On April 29, 2024, the FDA approved the trastuzumab (Herceptin) biosimilar trastuzumab-strf (HLX02; Hercessi) as an adjuvant treatment for patients with HER2-overexpressing breast cancer, treatment for patients with HER2-overexpressing metastatic breast cancer, and HER2-overexpressing metastatic gastric or GEJ adenocarcinoma. The approval was based on analytical, preclinical, and clinical findings, which included a series of head-to-head trials of the biosimilar that generated comparative quality analytical data, a phase 1 pharmacokinetic similarity trial, and a phase 3 study (NCT03084237), which demonstrated the similarity of the product with the reference drug with regard to quality, safety, and efficacy.
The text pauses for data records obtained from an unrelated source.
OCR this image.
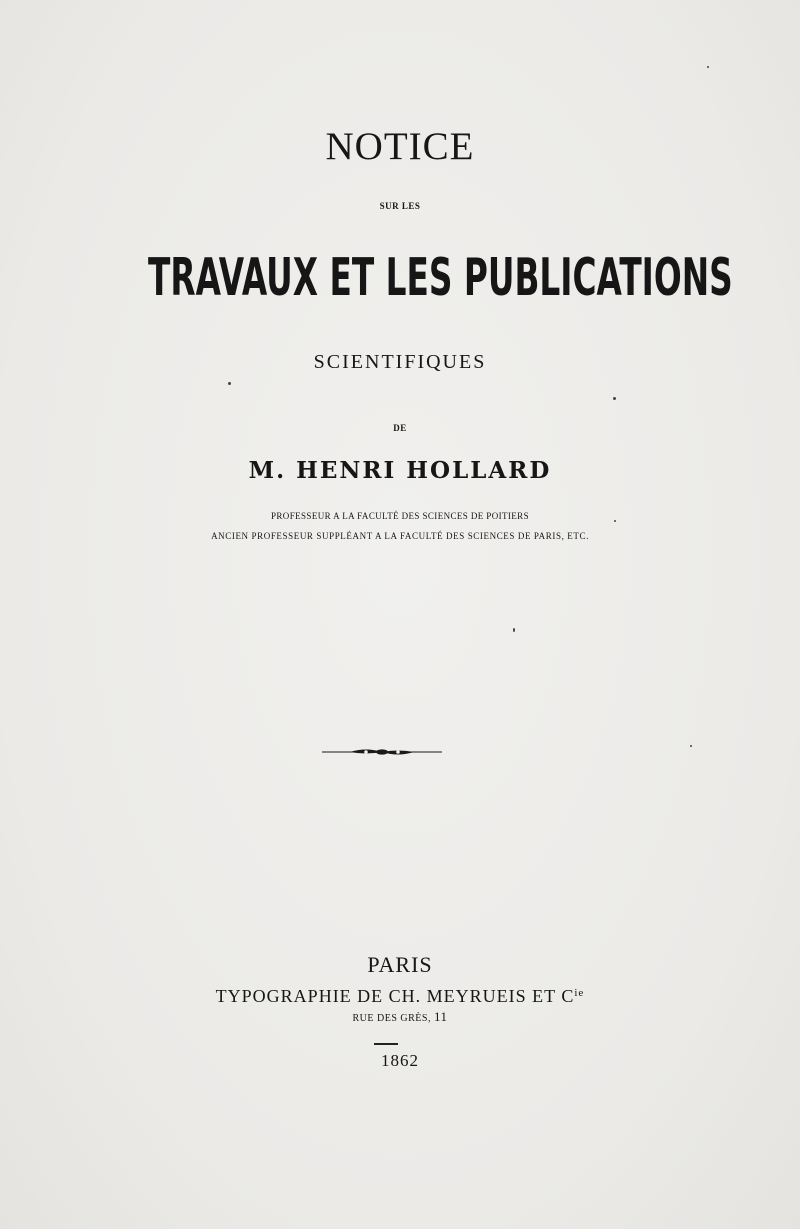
NOTICE
SUR LES
TRAVAUX ET LES PUBLICATIONS
SCIENTIFIQUES
DE
M. HENRI HOLLARD
PROFESSEUR A LA FACULTÉ DES SCIENCES DE POITIERS
ANCIEN PROFESSEUR SUPPLÉANT A LA FACULTÉ DES SCIENCES DE PARIS, ETC.
PARIS
TYPOGRAPHIE DE CH. MEYRUEIS ET $C^{ie}$
RUE DES GRÈS, 11
1862
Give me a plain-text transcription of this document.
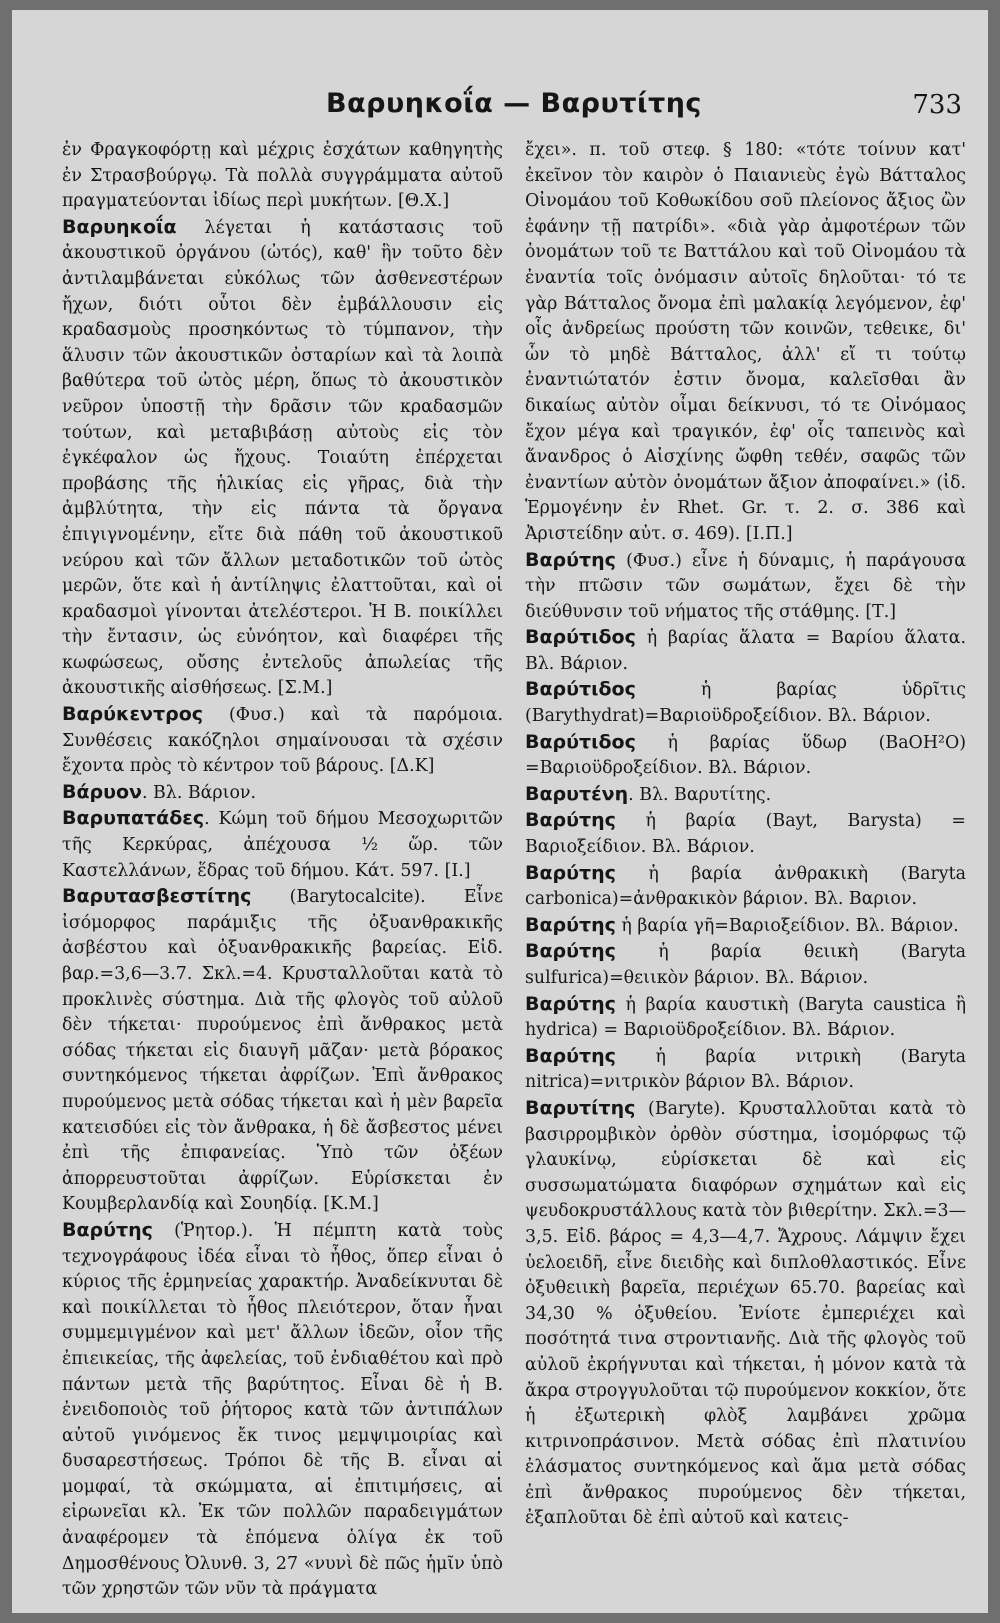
Βαρυηκοΐα — Βαρυτίτης	733

ἐν Φραγκοφόρτῃ καὶ μέχρις ἐσχάτων καθηγητὴς ἐν Στρασβούργῳ. Τὰ πολλὰ συγγράμματα αὐτοῦ πραγματεύονται ἰδίως περὶ μυκήτων. [Θ.Χ.]

Βαρυηκοΐα λέγεται ἡ κατάστασις τοῦ ἀκουστικοῦ ὀργάνου (ὠτός), καθ' ἣν τοῦτο δὲν ἀντιλαμβάνεται εὐκόλως τῶν ἀσθενεστέρων ἤχων, διότι οὗτοι δὲν ἐμβάλλουσιν εἰς κραδασμοὺς προσηκόντως τὸ τύμπανον, τὴν ἅλυσιν τῶν ἀκουστικῶν ὀσταρίων καὶ τὰ λοιπὰ βαθύτερα τοῦ ὠτὸς μέρη, ὅπως τὸ ἀκουστικὸν νεῦρον ὑποστῇ τὴν δρᾶσιν τῶν κραδασμῶν τούτων, καὶ μεταβιβάσῃ αὐτοὺς εἰς τὸν ἐγκέφαλον ὡς ἤχους. Τοιαύτη ἐπέρχεται προβάσης τῆς ἡλικίας εἰς γῆρας, διὰ τὴν ἀμβλύτητα, τὴν εἰς πάντα τὰ ὄργανα ἐπιγιγνομένην, εἴτε διὰ πάθη τοῦ ἀκουστικοῦ νεύρου καὶ τῶν ἄλλων μεταδοτικῶν τοῦ ὠτὸς μερῶν, ὅτε καὶ ἡ ἀντίληψις ἐλαττοῦται, καὶ οἱ κραδασμοὶ γίνονται ἀτελέστεροι. Ἡ Β. ποικίλλει τὴν ἔντασιν, ὡς εὐνόητον, καὶ διαφέρει τῆς κωφώσεως, οὔσης ἐντελοῦς ἀπωλείας τῆς ἀκουστικῆς αἰσθήσεως. [Σ.Μ.]

Βαρύκεντρος (Φυσ.) καὶ τὰ παρόμοια. Συνθέσεις κακόζηλοι σημαίνουσαι τὰ σχέσιν ἔχοντα πρὸς τὸ κέντρον τοῦ βάρους. [Δ.Κ]

Βάρυον. Βλ. Βάριον.

Βαρυπατάδες. Κώμη τοῦ δήμου Μεσοχωριτῶν τῆς Κερκύρας, ἀπέχουσα ½ ὥρ. τῶν Καστελλάνων, ἕδρας τοῦ δήμου. Κάτ. 597. [Ι.]

Βαρυτασβεστίτης (Barytocalcite). Εἶνε ἰσόμορφος παράμιξις τῆς ὀξυανθρακικῆς ἀσβέστου καὶ ὀξυανθρακικῆς βαρείας. Εἰδ. βαρ.=3,6—3.7. Σκλ.=4. Κρυσταλλοῦται κατὰ τὸ προκλινὲς σύστημα. Διὰ τῆς φλογὸς τοῦ αὐλοῦ δὲν τήκεται· πυρούμενος ἐπὶ ἄνθρακος μετὰ σόδας τήκεται εἰς διαυγῆ μᾶζαν· μετὰ βόρακος συντηκόμενος τήκεται ἀφρίζων. Ἐπὶ ἄνθρακος πυρούμενος μετὰ σόδας τήκεται καὶ ἡ μὲν βαρεῖα κατεισδύει εἰς τὸν ἄνθρακα, ἡ δὲ ἄσβεστος μένει ἐπὶ τῆς ἐπιφανείας. Ὑπὸ τῶν ὀξέων ἀπορρευστοῦται ἀφρίζων. Εὑρίσκεται ἐν Κουμβερλανδίᾳ καὶ Σουηδίᾳ. [Κ.Μ.]

Βαρύτης (Ῥητορ.). Ἡ πέμπτη κατὰ τοὺς τεχνογράφους ἰδέα εἶναι τὸ ἦθος, ὅπερ εἶναι ὁ κύριος τῆς ἑρμηνείας χαρακτήρ. Ἀναδείκνυται δὲ καὶ ποικίλλεται τὸ ἦθος πλειότερον, ὅταν ἦναι συμμεμιγμένον καὶ μετ' ἄλλων ἰδεῶν, οἷον τῆς ἐπιεικείας, τῆς ἀφελείας, τοῦ ἐνδιαθέτου καὶ πρὸ πάντων μετὰ τῆς βαρύτητος. Εἶναι δὲ ἡ Β. ἐνειδοποιὸς τοῦ ῥήτορος κατὰ τῶν ἀντιπάλων αὐτοῦ γινόμενος ἔκ τινος μεμψιμοιρίας καὶ δυσαρεστήσεως. Τρόποι δὲ τῆς Β. εἶναι αἱ μομφαί, τὰ σκώμματα, αἱ ἐπιτιμήσεις, αἱ εἰρωνεῖαι κλ. Ἐκ τῶν πολλῶν παραδειγμάτων ἀναφέρομεν τὰ ἑπόμενα ὁλίγα ἐκ τοῦ Δημοσθένους Ὀλυνθ. 3, 27 «νυνὶ δὲ πῶς ἡμῖν ὑπὸ τῶν χρηστῶν τῶν νῦν τὰ πράγματα

ἔχει». π. τοῦ στεφ. § 180: «τότε τοίνυν κατ' ἐκεῖνον τὸν καιρὸν ὁ Παιανιεὺς ἐγὼ Βάτταλος Οἰνομάου τοῦ Κοθωκίδου σοῦ πλείονος ἄξιος ὢν ἐφάνην τῇ πατρίδι». «διὰ γὰρ ἀμφοτέρων τῶν ὀνομάτων τοῦ τε Βαττάλου καὶ τοῦ Οἰνομάου τὰ ἐναντία τοῖς ὀνόμασιν αὐτοῖς δηλοῦται· τό τε γὰρ Βάτταλος ὄνομα ἐπὶ μαλακίᾳ λεγόμενον, ἐφ' οἷς ἀνδρείως προύστη τῶν κοινῶν, τεθεικε, δι' ὧν τὸ μηδὲ Βάτταλος, ἀλλ' εἴ τι τούτῳ ἐναντιώτατόν ἐστιν ὄνομα, καλεῖσθαι ἂν δικαίως αὐτὸν οἶμαι δείκνυσι, τό τε Οἰνόμαος ἔχον μέγα καὶ τραγικόν, ἐφ' οἷς ταπεινὸς καὶ ἄνανδρος ὁ Αἰσχίνης ὤφθη τεθέν, σαφῶς τῶν ἐναντίων αὐτὸν ὀνομάτων ἄξιον ἀποφαίνει.» (ἰδ. Ἑρμογένην ἐν Rhet. Gr. τ. 2. σ. 386 καὶ Ἀριστείδην αὐτ. σ. 469). [Ι.Π.]

Βαρύτης (Φυσ.) εἶνε ἡ δύναμις, ἡ παράγουσα τὴν πτῶσιν τῶν σωμάτων, ἔχει δὲ τὴν διεύθυνσιν τοῦ νήματος τῆς στάθμης. [Τ.]

Βαρύτιδος ἡ βαρίας ἅλατα = Βαρίου ἅλατα. Βλ. Βάριον.

Βαρύτιδος ἡ βαρίας ὑδρῖτις (Barythydrat)=Βαριοϋδροξείδιον. Βλ. Βάριον.

Βαρύτιδος ἡ βαρίας ὕδωρ (BaOH²O) =Βαριοϋδροξείδιον. Βλ. Βάριον.

Βαρυτένη. Βλ. Βαρυτίτης.

Βαρύτης ἡ βαρία (Bayt, Barysta) = Βαριοξείδιον. Βλ. Βάριον.

Βαρύτης ἡ βαρία ἀνθρακικὴ (Baryta carbonica)=ἀνθρακικὸν βάριον. Βλ. Βαριον.

Βαρύτης ἡ βαρία γῆ=Βαριοξείδιον. Βλ. Βάριον.

Βαρύτης ἡ βαρία θειικὴ (Baryta sulfurica)=θειικὸν βάριον. Βλ. Βάριον.

Βαρύτης ἡ βαρία καυστικὴ (Baryta caustica ἢ hydrica) = Βαριοϋδροξείδιον. Βλ. Βάριον.

Βαρύτης ἡ βαρία νιτρικὴ (Baryta nitrica)=νιτρικὸν βάριον Βλ. Βάριον.

Βαρυτίτης (Baryte). Κρυσταλλοῦται κατὰ τὸ βασιρρομβικὸν ὀρθὸν σύστημα, ἰσομόρφως τῷ γλαυκίνῳ, εὑρίσκεται δὲ καὶ εἰς συσσωματώματα διαφόρων σχημάτων καὶ εἰς ψευδοκρυστάλλους κατὰ τὸν βιθερίτην. Σκλ.=3—3,5. Εἰδ. βάρος = 4,3—4,7. Ἄχρους. Λάμψιν ἔχει ὑελοειδῆ, εἶνε διειδὴς καὶ διπλοθλαστικός. Εἶνε ὀξυθειικὴ βαρεῖα, περιέχων 65.70. βαρείας καὶ 34,30 % ὀξυθείου. Ἐνίοτε ἐμπεριέχει καὶ ποσότητά τινα στροντιανῆς. Διὰ τῆς φλογὸς τοῦ αὐλοῦ ἐκρήγνυται καὶ τήκεται, ἡ μόνον κατὰ τὰ ἄκρα στρογγυλοῦται τῷ πυρούμενον κοκκίον, ὅτε ἡ ἐξωτερικὴ φλὸξ λαμβάνει χρῶμα κιτρινοπράσινον. Μετὰ σόδας ἐπὶ πλατινίου ἐλάσματος συντηκόμενος καὶ ἅμα μετὰ σόδας ἐπὶ ἄνθρακος πυρούμενος δὲν τήκεται, ἐξαπλοῦται δὲ ἐπὶ αὐτοῦ καὶ κατεις-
Tisotumab Vedotin Gets Full Approval for Recurrent or Metastatic Cervical Cancer

The last approval of the month came in the form of tisotumab vedotin-tftv (Tivdak), which was granted regular approval for use in patients with recurrent or metastatic cervical cancer with disease progression on or following chemotherapy. The ADC was previously granted accelerated approval for this indication in September 2021.

The decision was based on findings from the phase 3 innovaTV 301 study (NCT04697628) in which the ADC (n = 253) led to a median OS of 11.5 months (95% CI, 9.8-14.9) vs 9.5 months (95% CI, 7.9-10.7) with chemotherapy (n = 249; HR, 0.70; 95% CI, 0.54-0.89; P = .0038). The median PFS with tisotumab vedotin vs chemotherapy was 4.2 months (95% CI, 4.0-4.4) and 2.9 months (95% CI, 2.6-3.1), respectively (HR, 0.67; 95% CI, 0.54-0.82; P < .0001). The confirmed ORRs were 17.8% (95% CI, 13.3%-23.1%) and 5.2% (95% CI, 2.8%-8.8%), respectively (P < .0001).

“The good news from the innovaTV 301 trial is that the subgroup analysis was showing that the survival benefit was better regardless of receiving the checkpoint inhibitor before the first line or not, so that means we can expect better results by giving tisotumab vedotin even after the patients already received checkpoint inhibitors,” Keiichi Fujiwara, MD, PhD, of Saitama Medical University International Medical Center, told OncLive.